Yewdall also says that the investment community was attracted to DDD because there was nominal risk – 3D TVs are close to going to market – and because DDD already had made advancements in other areas of 3D hardware and software.
The $10 million round wasn’t DDD’s first crack at the fund-raising process, either. The company received backing from angel and corporate investors to fuel earlier projects.
Past, present, and future
DDD was founded in Australia in 1993 as Xenotech and since has focused on the research and development of 3D software.
In 1998, the company delivered its first 3D screening ” a converted trailer for the IMAX film Everest – astounding crowds at the Large Format Cinema Association meeting in Los Angeles and the Space Theater Consortium meeting in Sydney, Australia.
Yewdall always has been enthralled with 3D technology. It’s what attracted him to DDD, he says. He joined the company late in 1998, and by 1999, he was heading it as CEO. His goal: to further catapult 3D technology into the limelight.
He’s been successful thus far. Under his leadership, the company completed its first commercial sales of 3D hardware for medical applications; launched its free OpticBOOM 3D plug-in for Apple QuickTime, which allows 3D movies to be viewed over the Internet; and early this year, the company went the public route and commenced trading on the UK’s Alternative Investment Market.

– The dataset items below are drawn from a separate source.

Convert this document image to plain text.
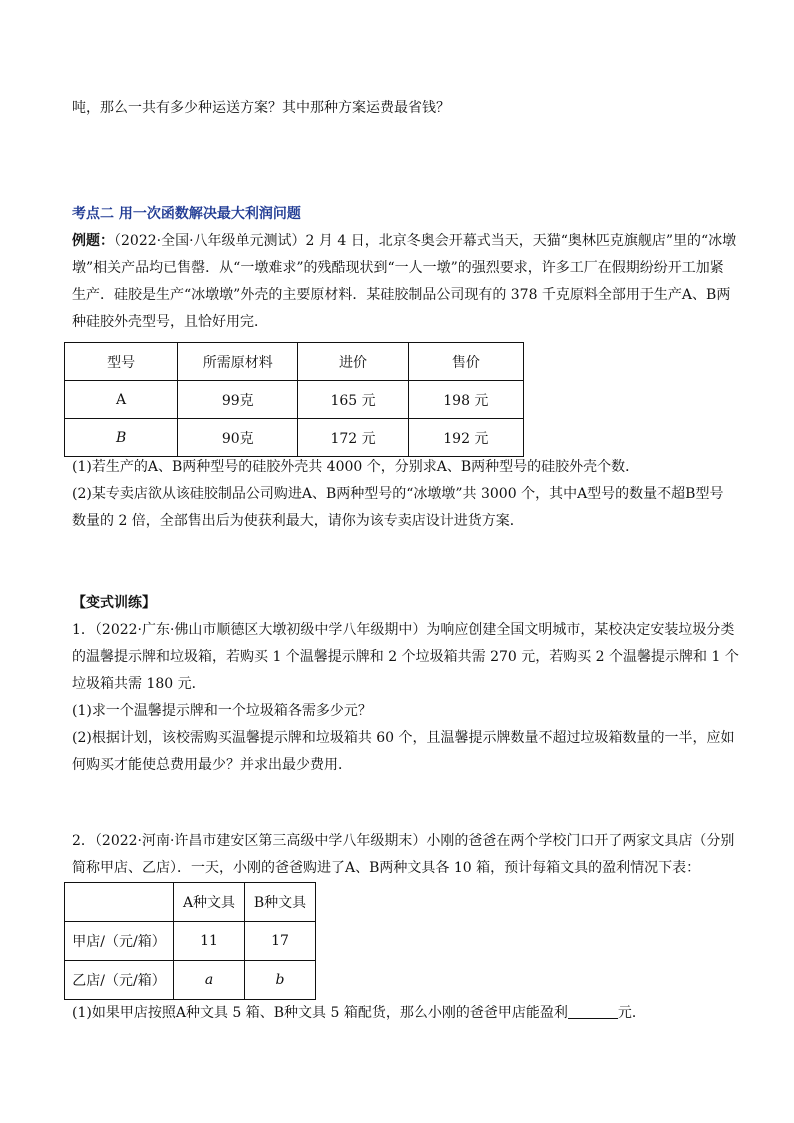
吨，那么一共有多少种运送方案？其中那种方案运费最省钱？
考点二 用一次函数解决最大利润问题
例题：（2022·全国·八年级单元测试）2 月 4 日，北京冬奥会开幕式当天，天猫“奥林匹克旗舰店”里的“冰墩
墩”相关产品均已售罄．从“一墩难求”的残酷现状到“一人一墩”的强烈要求，许多工厂在假期纷纷开工加紧
生产．硅胶是生产“冰墩墩”外壳的主要原材料．某硅胶制品公司现有的 378 千克原料全部用于生产A、B两
种硅胶外壳型号，且恰好用完．
型号	所需原材料	进价	售价
A	99克	165 元	198 元
B	90克	172 元	192 元
(1)若生产的A、B两种型号的硅胶外壳共 4000 个，分别求A、B两种型号的硅胶外壳个数．
(2)某专卖店欲从该硅胶制品公司购进A、B两种型号的“冰墩墩”共 3000 个，其中A型号的数量不超B型号
数量的 2 倍，全部售出后为使获利最大，请你为该专卖店设计进货方案．
【变式训练】
1．（2022·广东·佛山市顺德区大墩初级中学八年级期中）为响应创建全国文明城市，某校决定安装垃圾分类
的温馨提示牌和垃圾箱，若购买 1 个温馨提示牌和 2 个垃圾箱共需 270 元，若购买 2 个温馨提示牌和 1 个
垃圾箱共需 180 元．
(1)求一个温馨提示牌和一个垃圾箱各需多少元？
(2)根据计划，该校需购买温馨提示牌和垃圾箱共 60 个，且温馨提示牌数量不超过垃圾箱数量的一半，应如
何购买才能使总费用最少？并求出最少费用．
2．（2022·河南·许昌市建安区第三高级中学八年级期末）小刚的爸爸在两个学校门口开了两家文具店（分别
简称甲店、乙店）．一天，小刚的爸爸购进了A、B两种文具各 10 箱，预计每箱文具的盈利情况下表：
	A种文具	B种文具
甲店/（元/箱）	11	17
乙店/（元/箱）	a	b
(1)如果甲店按照A种文具 5 箱、B种文具 5 箱配货，那么小刚的爸爸甲店能盈利	元．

Yewdall says trading on AIM gives DDD a greater opportunity to capitalize on international funding and thrive in a more small- business-friendly environment.
“We’d be a drop in the ocean if we’d chosen to go on Nasdaq,” he says.
Now Yewdall hopes to carry DDD into a 3D TV boom.
The company has showcased its 3D TV at a few tradeshows. It was introduced at Motorola’s booth at The Western Show in Los Angeles in November 2000. Then, it made another appearance last November at a Wherehouse Music store in West Hollywood. Although hype surrounding the product is growing, it might not be available to consumers for a few years.
“Reasonably it’s going to be the middle of the decade before we see the ability of the average person to go into Best Buy or Circuit City or The Good Guys and buy a 3D TV,” says Yewdall.
Let’s just hope he can predict the future better than Dionne Warwick’s Psychic Friends Network.